With all the U.S. benchmarks met, is it any surprise that Talbott now has turned from a critic to a proponent of the present deal, joining the “this-has-got-to-happen-soon” chorus and attacking the Singh government for “a very shortsighted calculation” in putting its survival ahead of the deal?
The key point is that if this U.S.-dictated deal falls apart, it will not only deny America the handle it seeks on Indian policy and deterrent posture, but also its one-sidedly magnanimous terms are unlikely to be replicated in any future agreement. That is why Washington today is feverishly delivering the same two-word message: “Hurry up.”
Let’s be clear: Time is on India’s side. The real test the deal has to pass is whether it can survive a change of government both in New Delhi and Washington. And the test for Singh, given the upcoming Parliament session, is whether the deal can withstand what he has so far sought to thwart but now ought to allow — close legislative scrutiny.

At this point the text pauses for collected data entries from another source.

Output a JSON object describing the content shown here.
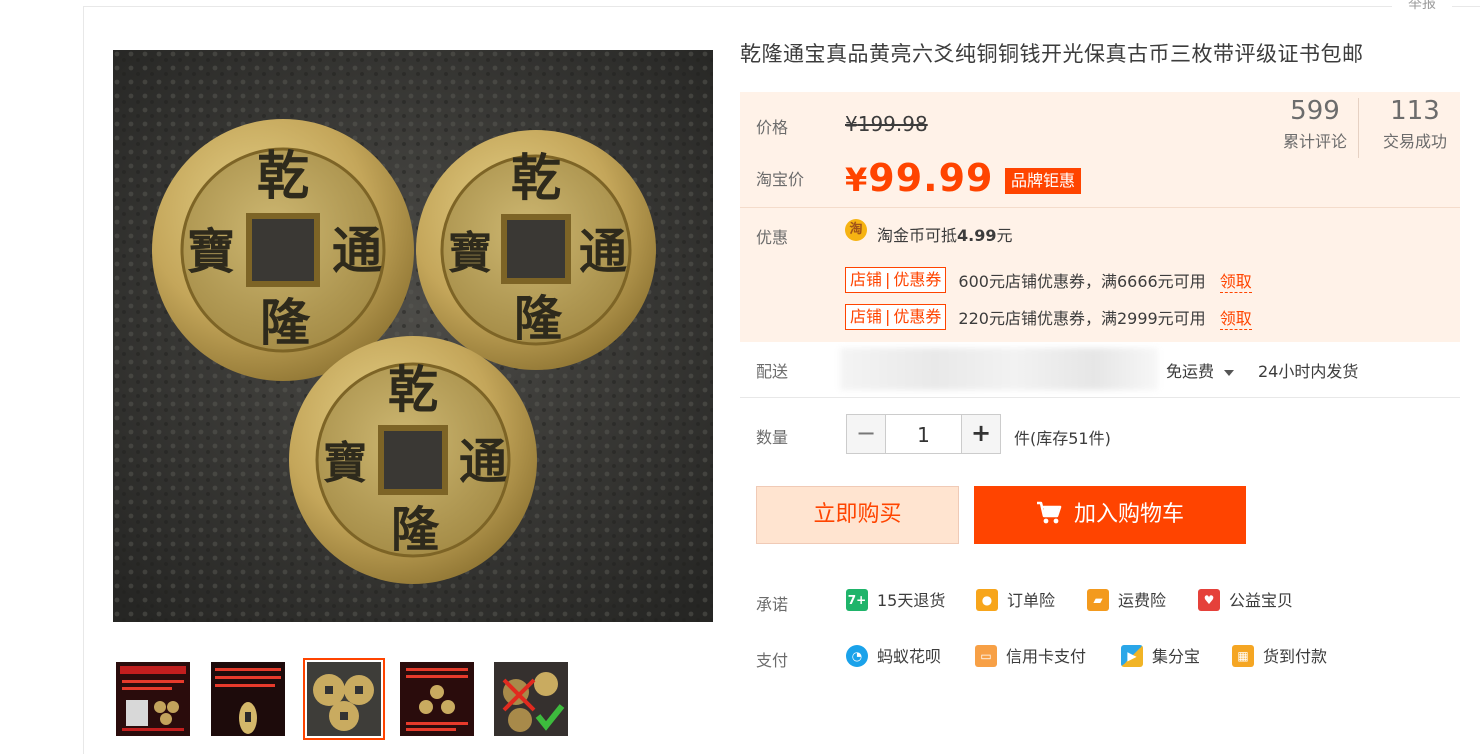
{
  "report_label": "举报",
  "product": {
    "title": "乾隆通宝真品黄亮六爻纯铜铜钱开光保真古币三枚带评级证书包邮",
    "coin_chars": {
      "top": "乾",
      "right": "通",
      "bottom": "隆",
      "left": "寶"
    }
  },
  "price": {
    "price_label": "价格",
    "original_price_yen": "¥",
    "original_price": "199.98",
    "taobao_label": "淘宝价",
    "taobao_price_yen": "¥",
    "taobao_price": "99.99",
    "brand_badge": "品牌钜惠",
    "reviews_count": "599",
    "reviews_label": "累计评论",
    "trades_count": "113",
    "trades_label": "交易成功"
  },
  "promo": {
    "label": "优惠",
    "gold_icon": "淘",
    "gold_text": "淘金币可抵",
    "gold_amount": "4.99",
    "gold_unit": "元",
    "coupons": [
      {
        "tag_a": "店铺",
        "tag_sep": "|",
        "tag_b": "优惠券",
        "text": "600元店铺优惠券，满6666元可用",
        "link": "领取"
      },
      {
        "tag_a": "店铺",
        "tag_sep": "|",
        "tag_b": "优惠券",
        "text": "220元店铺优惠券，满2999元可用",
        "link": "领取"
      }
    ]
  },
  "delivery": {
    "label": "配送",
    "free_shipping": "免运费",
    "ship_time": "24小时内发货"
  },
  "quantity": {
    "label": "数量",
    "minus": "−",
    "value": "1",
    "plus": "+",
    "stock": "件(库存51件)"
  },
  "actions": {
    "buy_now": "立即购买",
    "add_to_cart": "加入购物车"
  },
  "promises": {
    "label": "承诺",
    "items": [
      "15天退货",
      "订单险",
      "运费险",
      "公益宝贝"
    ]
  },
  "payment": {
    "label": "支付",
    "items": [
      "蚂蚁花呗",
      "信用卡支付",
      "集分宝",
      "货到付款"
    ]
  },
  "colors": {
    "accent": "#ff4400",
    "price_bg": "#fff2e8",
    "buy_bg": "#ffe4d0"
  }
}
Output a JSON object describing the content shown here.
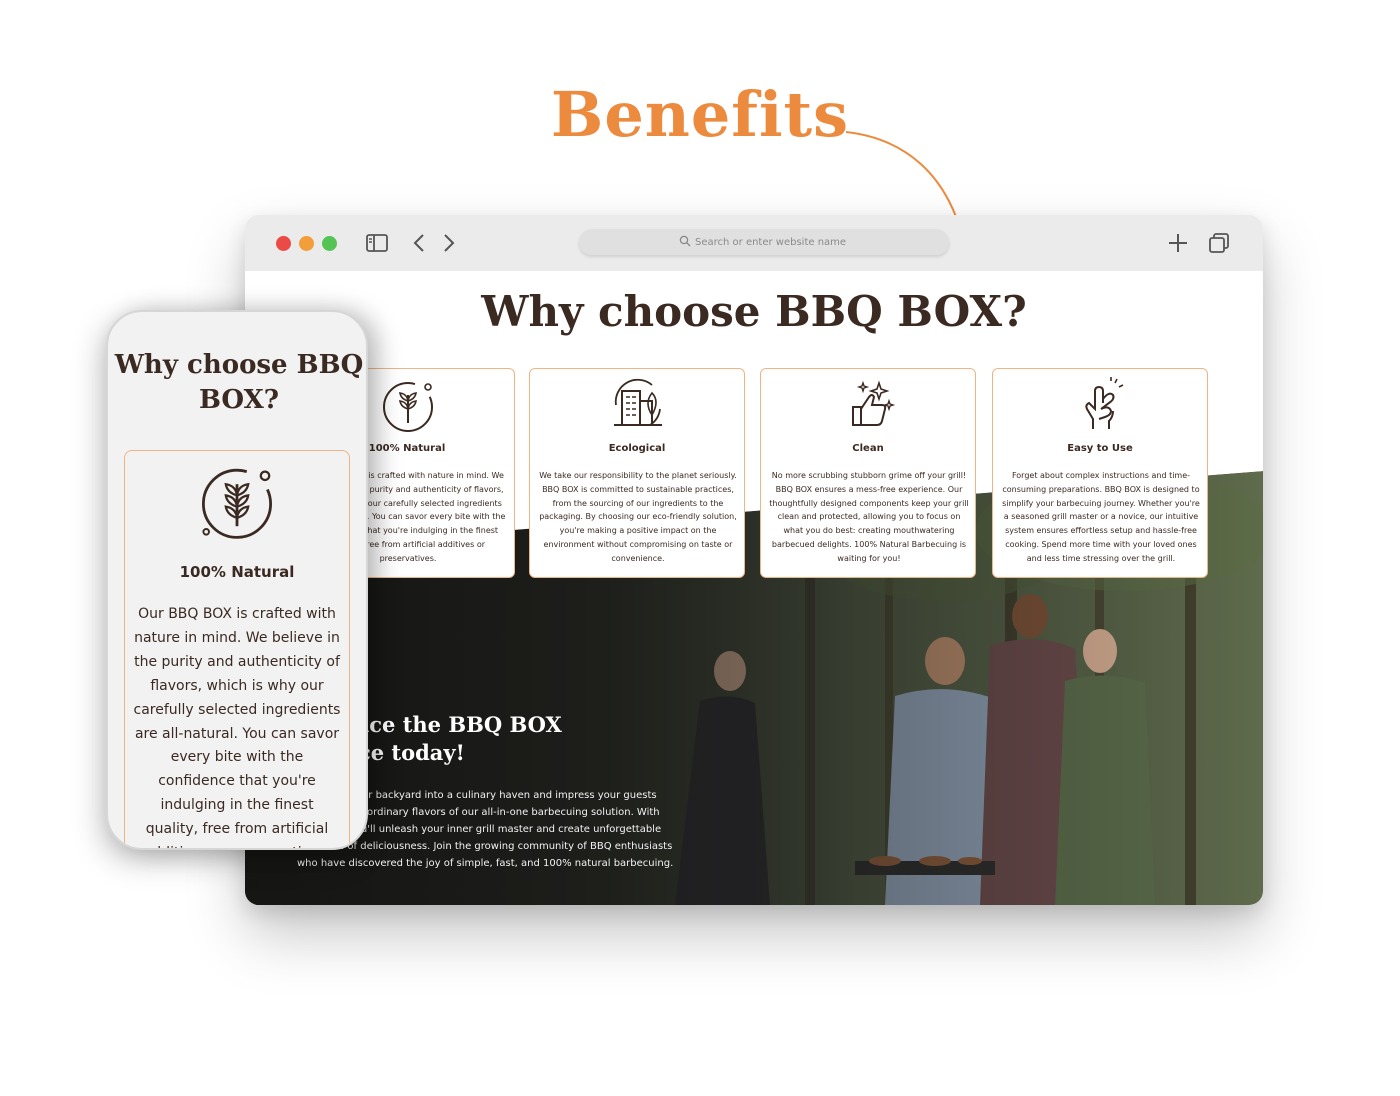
{
  "annotation": {
    "heading": "Benefits"
  },
  "browser": {
    "address_placeholder": "Search or enter website name"
  },
  "site": {
    "title": "Why choose BBQ BOX?",
    "cards": [
      {
        "icon": "wheat-icon",
        "title": "100% Natural",
        "text": "Our BBQ BOX is crafted with nature in mind. We believe in the purity and authenticity of flavors, which is why our carefully selected ingredients are all-natural. You can savor every bite with the confidence that you're indulging in the finest quality, free from artificial additives or preservatives."
      },
      {
        "icon": "eco-building-icon",
        "title": "Ecological",
        "text": "We take our responsibility to the planet seriously. BBQ BOX is committed to sustainable practices, from the sourcing of our ingredients to the packaging. By choosing our eco-friendly solution, you're making a positive impact on the environment without compromising on taste or convenience."
      },
      {
        "icon": "thumbs-up-sparkle-icon",
        "title": "Clean",
        "text": "No more scrubbing stubborn grime off your grill! BBQ BOX ensures a mess-free experience. Our thoughtfully designed components keep your grill clean and protected, allowing you to focus on what you do best: creating mouthwatering barbecued delights. 100% Natural Barbecuing is waiting for you!"
      },
      {
        "icon": "fingers-snap-icon",
        "title": "Easy to Use",
        "text": "Forget about complex instructions and time-consuming preparations. BBQ BOX is designed to simplify your barbecuing journey. Whether you're a seasoned grill master or a novice, our intuitive system ensures effortless setup and hassle-free cooking. Spend more time with your loved ones and less time stressing over the grill."
      }
    ],
    "hero": {
      "title": "Experience the BBQ BOX difference today!",
      "text": "Transform your backyard into a culinary haven and impress your guests with the extraordinary flavors of our all-in-one barbecuing solution. With BBQ BOX, you'll unleash your inner grill master and create unforgettable moments of deliciousness. Join the growing community of BBQ enthusiasts who have discovered the joy of simple, fast, and 100% natural barbecuing."
    }
  },
  "phone": {
    "title": "Why choose BBQ BOX?",
    "card": {
      "icon": "wheat-icon",
      "title": "100% Natural",
      "text": "Our BBQ BOX is crafted with nature in mind. We believe in the purity and authenticity of flavors, which is why our carefully selected ingredients are all-natural. You can savor every bite with the confidence that you're indulging in the finest quality, free from artificial additives or preservatives."
    }
  },
  "colors": {
    "accent": "#ec8a3e",
    "text": "#3b2a22",
    "card_border": "#efb486"
  }
}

After all, India should enter into the arrangement, not as a good deed for the U.S., but for its own good. Every right-thinking Indian would want U.S.-inspired technology controls against his country to go, but that can hardly justify “a deal at any cost” approach or the use of rose-coloured vision to sell Indians a fantasy. The present deal does not cover high-technology and civilian space controls against India and indeed leaves intact even restrictions on civil enrichment and reprocessing equipment transfers.
The current hold on the deal, forced by domestic political circumstances, underscores the vitality of Indian democracy. It can only help enhance India’s international stature and safeguard national interests.